Ein kleines, blasses Mädchen läuft die Straße herunter.
Es herrscht Totenstille.

Vielleicht ist sie schon Stunden gelaufen,
vielleicht auch erst Minuten,
vielleicht schon Jahre.
Wer weiß das schon?
Wen kümmerte eine kleine Weise,
wenn der Krieg auch unsere Lieben traf, verstehen Sie?

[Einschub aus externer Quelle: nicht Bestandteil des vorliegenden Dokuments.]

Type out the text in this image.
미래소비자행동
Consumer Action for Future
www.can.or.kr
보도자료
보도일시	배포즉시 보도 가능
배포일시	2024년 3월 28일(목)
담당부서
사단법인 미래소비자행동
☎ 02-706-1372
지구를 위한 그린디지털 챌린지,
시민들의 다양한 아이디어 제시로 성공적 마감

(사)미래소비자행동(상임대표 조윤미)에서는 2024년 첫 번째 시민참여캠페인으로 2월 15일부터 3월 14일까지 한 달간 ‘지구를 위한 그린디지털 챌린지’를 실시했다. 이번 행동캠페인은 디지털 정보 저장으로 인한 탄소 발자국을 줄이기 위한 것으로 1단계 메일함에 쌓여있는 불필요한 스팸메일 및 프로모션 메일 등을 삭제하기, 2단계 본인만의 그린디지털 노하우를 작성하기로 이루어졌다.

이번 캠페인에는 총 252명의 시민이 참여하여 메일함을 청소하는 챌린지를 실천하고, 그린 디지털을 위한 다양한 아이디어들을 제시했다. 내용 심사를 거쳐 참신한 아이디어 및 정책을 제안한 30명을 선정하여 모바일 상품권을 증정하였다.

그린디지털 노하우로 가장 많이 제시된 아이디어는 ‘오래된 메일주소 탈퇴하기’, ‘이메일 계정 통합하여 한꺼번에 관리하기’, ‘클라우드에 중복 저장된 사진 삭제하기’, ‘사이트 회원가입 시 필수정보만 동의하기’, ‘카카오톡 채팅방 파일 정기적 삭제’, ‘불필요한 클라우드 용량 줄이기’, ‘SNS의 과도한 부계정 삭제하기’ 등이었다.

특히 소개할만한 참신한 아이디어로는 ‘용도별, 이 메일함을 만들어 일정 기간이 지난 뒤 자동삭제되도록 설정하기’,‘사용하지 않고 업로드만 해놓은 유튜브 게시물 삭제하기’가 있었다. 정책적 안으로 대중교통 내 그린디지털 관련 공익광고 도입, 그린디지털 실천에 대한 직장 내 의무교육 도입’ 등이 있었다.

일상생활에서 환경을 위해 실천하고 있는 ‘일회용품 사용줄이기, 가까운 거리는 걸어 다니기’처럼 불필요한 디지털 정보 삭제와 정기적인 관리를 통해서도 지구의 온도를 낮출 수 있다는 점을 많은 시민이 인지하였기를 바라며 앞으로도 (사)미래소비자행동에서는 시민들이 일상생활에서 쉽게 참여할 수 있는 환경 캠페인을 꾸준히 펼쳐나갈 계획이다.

Ihre Mutter war eine bildhübsche Frau gewesen,
doch ihr Blick war seit Jahren tot.
Fünfundzwanzig war sie erst gewesen,
als uns die Bombe traf.
So ein Jammer.
Auswärts war sie gewesen,
Brot und Eier kaufen.
Vielleicht auch Käse und Äpfel,
wenn das Geld reichte.
So ein Jammer,
eine gute Frau war sie gewesen.

Ihre Vater war ein Mann in seinen besten Jahren,
fünfunddreißig war er.
Doch aussehen tat er,
als wäre er keinen Tag jünger als fünfzig.
Vielleicht ist es das, was Krieg mit einem macht, wissen Sie?
Männer älter aussehen lassen, meine ich.
Beim Arbeiten war er gewesen,
als uns die Bombe traf,
Handwerk, Tischlerei,
ein guter Mann.
So ein Jammer.

Das kleine Mädchen aber war daheim gewesen,
in ihrem kleinen Häuschen am Stadtrand.
Als Mutter nicht heimkam nach zwei Stunden
betrat sie die Trümmer und lief,
und hier läuft sie noch heute.
Vielleicht bilde ich es mir auch nur ein.